Halima’s Story: Somalia
Halima (48), a mother of nine, lives in Jazira Internally Displaced Persons (IDP) camp in Luuq in southwestern Somalia. She has become a nomad in her own country after drought killed her livestock forcing her family to move 40km from their home in Yurkud village in search of food, shelter and work.
Climate change has made life harder for women in Somalia and climate projections suggest worse is to come. Mean annual temperatures are forecast to increase by around three degrees across the country by the end of the century.
Since becoming displaced Halima, her husband Hassan (46), their children and nine relatives have struggled. Education, a basic human right in Ireland, is not an option for the children as they focus on day-to-day survival.
“When we moved to the camp my family had no income and we were struggling to meet basic needs. We could not afford three meals a day and most of my children were malnourished.”
Internal migration in Somalia is primarily linked to extreme weather-related climate change events, conflict and violence. Approximately 593,000 have been displaced in Somalia this year alone.
Last year, Halima was selected to take part in a new resilience food production project, implemented by Trócaire in partnership with the Centre for Research and Integrated Development (CERID).
Through this pilot programme, Halima is now being supported and empowered to reduce the devastating impacts of climate change and to create more sustainable ways of living through farming.
Halima has been given access to farmland, training on agroecological food production techniques and alternative income options. She has also joined a community savings group.
“In the first year of the project, I planted tomatoes, squash, green pepper, cowpeas, sorghum and maize.

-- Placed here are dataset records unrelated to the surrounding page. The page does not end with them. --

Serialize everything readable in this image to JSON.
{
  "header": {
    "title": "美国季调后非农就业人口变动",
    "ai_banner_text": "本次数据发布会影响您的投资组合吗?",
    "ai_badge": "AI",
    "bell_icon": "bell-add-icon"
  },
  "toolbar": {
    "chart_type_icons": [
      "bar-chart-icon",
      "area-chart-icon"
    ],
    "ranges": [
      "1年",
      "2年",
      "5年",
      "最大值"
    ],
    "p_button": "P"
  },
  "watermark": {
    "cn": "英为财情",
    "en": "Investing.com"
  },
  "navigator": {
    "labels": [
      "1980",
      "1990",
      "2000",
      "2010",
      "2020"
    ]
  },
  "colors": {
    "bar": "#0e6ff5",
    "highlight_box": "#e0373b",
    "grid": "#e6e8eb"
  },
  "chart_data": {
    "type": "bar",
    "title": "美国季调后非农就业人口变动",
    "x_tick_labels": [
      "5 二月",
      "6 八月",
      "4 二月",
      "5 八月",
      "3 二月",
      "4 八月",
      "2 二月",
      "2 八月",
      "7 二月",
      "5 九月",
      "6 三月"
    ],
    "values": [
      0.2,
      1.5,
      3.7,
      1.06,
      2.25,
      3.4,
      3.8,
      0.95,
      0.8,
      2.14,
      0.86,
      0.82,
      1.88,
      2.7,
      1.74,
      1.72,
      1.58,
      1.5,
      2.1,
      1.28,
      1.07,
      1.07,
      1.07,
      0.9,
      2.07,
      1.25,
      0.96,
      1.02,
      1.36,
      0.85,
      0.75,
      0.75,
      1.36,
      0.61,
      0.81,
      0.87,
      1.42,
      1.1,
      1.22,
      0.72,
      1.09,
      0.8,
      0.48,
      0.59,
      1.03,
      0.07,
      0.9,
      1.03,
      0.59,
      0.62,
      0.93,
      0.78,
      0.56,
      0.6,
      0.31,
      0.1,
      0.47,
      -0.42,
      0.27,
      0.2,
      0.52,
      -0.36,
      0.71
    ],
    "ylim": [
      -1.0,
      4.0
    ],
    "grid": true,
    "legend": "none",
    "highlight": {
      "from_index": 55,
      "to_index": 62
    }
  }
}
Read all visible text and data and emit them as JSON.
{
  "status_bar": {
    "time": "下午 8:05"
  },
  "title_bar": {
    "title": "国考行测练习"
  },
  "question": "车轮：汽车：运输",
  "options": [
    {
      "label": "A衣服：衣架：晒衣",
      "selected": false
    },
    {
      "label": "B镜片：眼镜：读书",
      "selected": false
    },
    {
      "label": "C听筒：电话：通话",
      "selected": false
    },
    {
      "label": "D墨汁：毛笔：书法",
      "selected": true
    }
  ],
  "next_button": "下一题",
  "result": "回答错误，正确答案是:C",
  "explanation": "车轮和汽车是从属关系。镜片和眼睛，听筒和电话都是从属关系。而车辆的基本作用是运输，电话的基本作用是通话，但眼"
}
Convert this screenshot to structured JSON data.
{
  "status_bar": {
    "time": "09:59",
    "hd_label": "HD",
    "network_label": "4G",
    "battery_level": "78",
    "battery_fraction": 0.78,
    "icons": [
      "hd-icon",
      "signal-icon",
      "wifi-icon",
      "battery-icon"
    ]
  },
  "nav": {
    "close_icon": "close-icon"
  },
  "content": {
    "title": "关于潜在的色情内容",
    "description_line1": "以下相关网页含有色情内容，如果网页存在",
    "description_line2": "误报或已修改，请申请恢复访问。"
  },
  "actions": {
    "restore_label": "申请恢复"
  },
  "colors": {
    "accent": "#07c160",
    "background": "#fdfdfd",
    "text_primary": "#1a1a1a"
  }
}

I learned about good agricultural practice and was given a plot of land to plant on. For the first two seasons I made $310, (€263), which I used primarily for family basic needs, and to purchase two goats. Legumes and cereals were harvested and sold as fodder to generate income.”

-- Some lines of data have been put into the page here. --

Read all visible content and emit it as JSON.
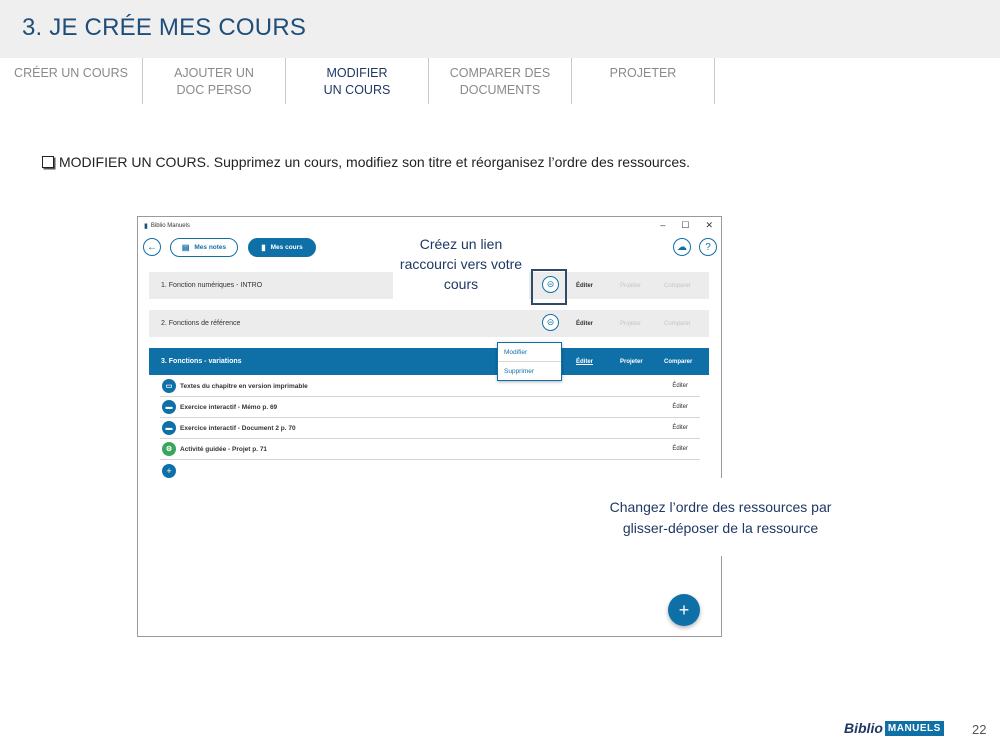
{
  "slide": {
    "title": "3. JE CRÉE MES COURS",
    "page_number": "22"
  },
  "tabs": [
    {
      "line1": "CRÉER UN COURS",
      "line2": ""
    },
    {
      "line1": "AJOUTER UN",
      "line2": "DOC PERSO"
    },
    {
      "line1": "MODIFIER",
      "line2": "UN COURS"
    },
    {
      "line1": "COMPARER DES",
      "line2": "DOCUMENTS"
    },
    {
      "line1": "PROJETER",
      "line2": ""
    }
  ],
  "instruction": "MODIFIER UN COURS. Supprimez un cours, modifiez son titre et réorganisez l’ordre des ressources.",
  "app": {
    "window_title": "Biblio Manuels",
    "pill_notes": "Mes notes",
    "pill_courses": "Mes cours",
    "courses": [
      {
        "name": "1. Fonction numériques - INTRO",
        "edit": "Éditer",
        "project": "Projeter",
        "compare": "Comparer"
      },
      {
        "name": "2. Fonctions de référence",
        "edit": "Éditer",
        "project": "Projeter",
        "compare": "Comparer"
      },
      {
        "name": "3. Fonctions - variations",
        "edit": "Éditer",
        "project": "Projeter",
        "compare": "Comparer"
      }
    ],
    "menu": {
      "modify": "Modifier",
      "delete": "Supprimer"
    },
    "resources": [
      {
        "label": "Textes du chapitre en version imprimable",
        "edit": "Éditer",
        "color": "#0f70a8",
        "icon": "printer-icon"
      },
      {
        "label": "Exercice interactif - Mémo p. 69",
        "edit": "Éditer",
        "color": "#0f70a8",
        "icon": "exercise-icon"
      },
      {
        "label": "Exercice interactif - Document 2 p. 70",
        "edit": "Éditer",
        "color": "#0f70a8",
        "icon": "exercise-icon"
      },
      {
        "label": "Activité guidée - Projet p. 71",
        "edit": "Éditer",
        "color": "#3aa55d",
        "icon": "activity-icon"
      }
    ]
  },
  "callouts": {
    "link": "Créez un lien raccourci vers votre cours",
    "reorder": "Changez l’ordre des ressources par glisser-déposer de la ressource"
  },
  "logo": {
    "part1": "Biblio",
    "part2": "MANUELS"
  },
  "colors": {
    "accent": "#0f70a8",
    "title": "#1f4e79",
    "green": "#3aa55d"
  }
}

“Currently, I have 15 goats all acquired through the support of CERID and Trócaire. I bought six with money from selling crops from my farm. Since then, they have given birth to another six.”
Halima’s daughter, Qali Hassan (17), is also helping lift the family from poverty after graduating from a course at the Agricultural Training Centre which trains teenagers on agri-business and entrepreneurship. The programme is also implemented by Trócaire in partnership with CERID.
Qali and her mother have now started a kitchen garden where they grow vegetables to feed the family. This is a win-win as it helps provide much needed income, and food.
“I harvest lettuce and other vegetables every morning and prepare breakfast for my children. I also give some of the daily harvest to my neighbours,” Halima adds.
Halima’s daughter is applying her newfound skills to improving the irrigation system, soil fertility and pest control.
Thanks to the transformation in their lives Halima has also been able to send her bed-ridden mother for surgery for her failing eyesight.
“My mother is now independent again. Now she can go anywhere she wishes without anybody’s guidance,” Halima says.